“我聽晉王說曹姑娘是個女中豪杰,性格豪爽、武藝非凡,這是我尋曹姑娘的第一個原因...”
“第二個原因呢?”曹十娘奇怪道。
昭慶撫了撫鬢邊,淡淡道:“我同王知州有些口角,就不麻煩他了!”
曹十娘眼睛慢慢瞪大,原來竟然是因為她夫妻二人吵架,昭慶公主才想要回京去。
也是,嬌生慣養的金枝玉葉隨夫君到了江南,沒了做皇帝爹和皇后的娘,晉王這個親弟弟也在打仗,受了委屈一來無人可以訴苦,二來也無人給她撐腰。
沒想到啊,皇室的女兒竟然也有這番苦惱!
昭慶見曹十娘沒有搭話,又道:“我不會讓你白走一趟,你要什么,但凡我能力所及,定能滿足你。”
曹十娘展顏,“回公主的話,小女卻也什么都不缺——”
“曹璨!”昭慶沒等曹十娘說完,立即道:“你若幫我,我以公主身份,親自給你保媒與曹家大郎,如何?”
打蛇打七寸,要的就是快準狠,曹十娘覺得自己就是那條蛇,自己的七寸已經被昭慶公主捏在了手里。
反正吳清遠也不知道去了哪兒,這些日子賺的銀子也是足夠,跑一趟便跑一趟!
曹十娘笑著道了聲“好”,見昭慶似乎松了口氣,又道:“公主預備什么時候出發?總要收拾些行囊。

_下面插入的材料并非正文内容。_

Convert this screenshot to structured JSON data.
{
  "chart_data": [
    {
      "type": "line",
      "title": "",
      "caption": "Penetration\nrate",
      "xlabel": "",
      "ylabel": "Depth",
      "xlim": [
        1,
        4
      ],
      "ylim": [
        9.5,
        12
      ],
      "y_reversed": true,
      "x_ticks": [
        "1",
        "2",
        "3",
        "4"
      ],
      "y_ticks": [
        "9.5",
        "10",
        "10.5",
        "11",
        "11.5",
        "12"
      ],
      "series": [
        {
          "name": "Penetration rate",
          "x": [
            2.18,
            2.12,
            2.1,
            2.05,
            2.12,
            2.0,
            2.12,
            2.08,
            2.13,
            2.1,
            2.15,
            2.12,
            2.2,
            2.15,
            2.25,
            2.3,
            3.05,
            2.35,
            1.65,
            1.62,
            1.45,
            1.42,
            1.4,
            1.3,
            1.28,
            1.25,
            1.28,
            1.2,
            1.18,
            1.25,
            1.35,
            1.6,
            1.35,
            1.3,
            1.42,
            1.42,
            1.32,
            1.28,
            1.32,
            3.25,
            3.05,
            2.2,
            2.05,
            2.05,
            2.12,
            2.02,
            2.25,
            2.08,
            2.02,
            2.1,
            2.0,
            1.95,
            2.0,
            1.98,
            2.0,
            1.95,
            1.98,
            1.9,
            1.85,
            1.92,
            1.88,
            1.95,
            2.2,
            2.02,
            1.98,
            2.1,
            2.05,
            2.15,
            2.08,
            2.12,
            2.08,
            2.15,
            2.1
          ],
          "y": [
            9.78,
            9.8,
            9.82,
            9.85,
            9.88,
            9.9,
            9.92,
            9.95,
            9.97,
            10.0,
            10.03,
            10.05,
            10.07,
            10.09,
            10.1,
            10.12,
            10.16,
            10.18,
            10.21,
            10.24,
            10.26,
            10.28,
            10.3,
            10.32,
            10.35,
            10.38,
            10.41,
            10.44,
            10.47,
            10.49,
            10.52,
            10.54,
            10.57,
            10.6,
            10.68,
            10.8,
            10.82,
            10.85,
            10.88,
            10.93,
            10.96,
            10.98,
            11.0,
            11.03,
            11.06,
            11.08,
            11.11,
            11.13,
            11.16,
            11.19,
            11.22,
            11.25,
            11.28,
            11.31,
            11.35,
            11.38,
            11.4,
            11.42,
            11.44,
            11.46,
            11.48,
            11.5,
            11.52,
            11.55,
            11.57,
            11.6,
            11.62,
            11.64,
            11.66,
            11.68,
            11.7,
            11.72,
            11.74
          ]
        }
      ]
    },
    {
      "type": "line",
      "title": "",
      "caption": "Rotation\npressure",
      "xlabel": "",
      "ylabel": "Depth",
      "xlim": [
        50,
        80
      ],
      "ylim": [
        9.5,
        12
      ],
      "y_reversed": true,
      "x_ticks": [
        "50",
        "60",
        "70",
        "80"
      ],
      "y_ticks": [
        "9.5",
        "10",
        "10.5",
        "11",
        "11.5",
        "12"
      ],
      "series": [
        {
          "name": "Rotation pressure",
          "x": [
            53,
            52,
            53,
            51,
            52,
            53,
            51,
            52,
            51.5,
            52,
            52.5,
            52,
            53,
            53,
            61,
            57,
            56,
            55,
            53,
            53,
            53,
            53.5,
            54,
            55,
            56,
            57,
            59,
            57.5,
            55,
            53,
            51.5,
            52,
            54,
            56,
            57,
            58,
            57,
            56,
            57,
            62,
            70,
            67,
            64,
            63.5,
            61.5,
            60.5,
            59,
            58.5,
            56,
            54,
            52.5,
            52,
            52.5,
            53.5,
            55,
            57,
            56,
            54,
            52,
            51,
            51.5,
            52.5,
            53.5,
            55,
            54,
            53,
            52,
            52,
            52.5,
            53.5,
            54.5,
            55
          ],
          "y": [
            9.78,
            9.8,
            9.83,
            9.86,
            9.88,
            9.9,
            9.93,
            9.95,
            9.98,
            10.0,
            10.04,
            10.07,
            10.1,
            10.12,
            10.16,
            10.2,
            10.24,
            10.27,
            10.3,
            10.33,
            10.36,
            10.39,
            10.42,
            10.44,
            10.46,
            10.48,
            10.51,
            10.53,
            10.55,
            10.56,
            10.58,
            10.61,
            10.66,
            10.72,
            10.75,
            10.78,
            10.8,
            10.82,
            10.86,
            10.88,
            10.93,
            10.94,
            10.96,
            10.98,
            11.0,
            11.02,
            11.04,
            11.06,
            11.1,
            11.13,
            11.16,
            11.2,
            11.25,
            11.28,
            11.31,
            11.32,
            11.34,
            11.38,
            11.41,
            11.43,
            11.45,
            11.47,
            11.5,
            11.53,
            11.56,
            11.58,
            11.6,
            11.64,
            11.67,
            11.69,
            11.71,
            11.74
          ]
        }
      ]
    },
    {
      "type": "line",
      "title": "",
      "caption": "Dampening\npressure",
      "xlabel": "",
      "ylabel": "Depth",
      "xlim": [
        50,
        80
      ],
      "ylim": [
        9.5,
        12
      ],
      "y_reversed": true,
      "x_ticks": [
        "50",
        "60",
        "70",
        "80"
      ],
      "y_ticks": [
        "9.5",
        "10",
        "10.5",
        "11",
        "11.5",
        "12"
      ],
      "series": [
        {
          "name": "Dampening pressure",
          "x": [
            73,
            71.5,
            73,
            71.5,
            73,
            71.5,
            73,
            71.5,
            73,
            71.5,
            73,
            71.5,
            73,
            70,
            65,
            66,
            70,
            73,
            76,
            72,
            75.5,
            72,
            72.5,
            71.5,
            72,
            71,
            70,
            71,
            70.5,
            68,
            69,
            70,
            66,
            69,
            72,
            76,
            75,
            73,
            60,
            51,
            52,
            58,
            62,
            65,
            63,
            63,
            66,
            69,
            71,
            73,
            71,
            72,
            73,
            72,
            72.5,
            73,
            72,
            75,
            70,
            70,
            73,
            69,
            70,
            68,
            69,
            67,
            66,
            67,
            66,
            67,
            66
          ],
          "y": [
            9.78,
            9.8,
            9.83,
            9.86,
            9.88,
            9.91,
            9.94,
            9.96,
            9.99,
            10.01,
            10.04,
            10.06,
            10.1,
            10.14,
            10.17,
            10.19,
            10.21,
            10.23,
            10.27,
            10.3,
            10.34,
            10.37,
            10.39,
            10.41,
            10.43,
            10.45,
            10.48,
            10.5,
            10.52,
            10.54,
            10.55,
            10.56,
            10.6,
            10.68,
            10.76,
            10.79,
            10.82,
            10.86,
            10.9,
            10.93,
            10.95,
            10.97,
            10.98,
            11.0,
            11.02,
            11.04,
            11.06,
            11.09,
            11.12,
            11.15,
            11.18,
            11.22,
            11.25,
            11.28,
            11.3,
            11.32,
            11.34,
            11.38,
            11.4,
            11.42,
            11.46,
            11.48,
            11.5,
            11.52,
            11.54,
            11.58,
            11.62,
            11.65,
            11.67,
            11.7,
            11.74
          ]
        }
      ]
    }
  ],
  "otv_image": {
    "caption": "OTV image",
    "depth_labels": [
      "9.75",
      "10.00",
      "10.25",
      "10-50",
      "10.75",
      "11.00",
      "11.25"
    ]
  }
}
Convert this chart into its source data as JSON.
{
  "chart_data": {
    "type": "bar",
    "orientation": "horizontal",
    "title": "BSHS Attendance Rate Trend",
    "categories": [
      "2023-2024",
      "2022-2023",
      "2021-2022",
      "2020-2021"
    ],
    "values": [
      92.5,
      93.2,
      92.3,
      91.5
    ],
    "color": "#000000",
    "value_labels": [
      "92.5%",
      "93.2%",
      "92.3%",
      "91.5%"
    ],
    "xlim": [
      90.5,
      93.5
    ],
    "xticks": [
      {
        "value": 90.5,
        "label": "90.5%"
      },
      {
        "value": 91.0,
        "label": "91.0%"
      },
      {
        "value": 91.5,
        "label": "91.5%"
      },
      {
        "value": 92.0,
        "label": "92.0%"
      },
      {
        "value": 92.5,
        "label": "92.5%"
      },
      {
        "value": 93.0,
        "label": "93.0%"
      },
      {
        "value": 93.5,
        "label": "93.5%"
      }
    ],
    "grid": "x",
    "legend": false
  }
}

”
“不用,”昭慶站起身來,“夫君知道我要回去定會阻攔,我不會給他這個機會,他去太湖也要兩三日才能回,明日一早,我們便出城!”
曹十娘好笑公主這番急切,卻也沒有反駁,自是點頭應下,又道:“若王知州怪我,公主可要替小女說話才好,不然小女今后在平江這生意可是難做了!”
“放心,本公主答應你,此時定不會牽連到你頭上,你現在如何做生意,今后還能如何做,甚至更上一層樓!”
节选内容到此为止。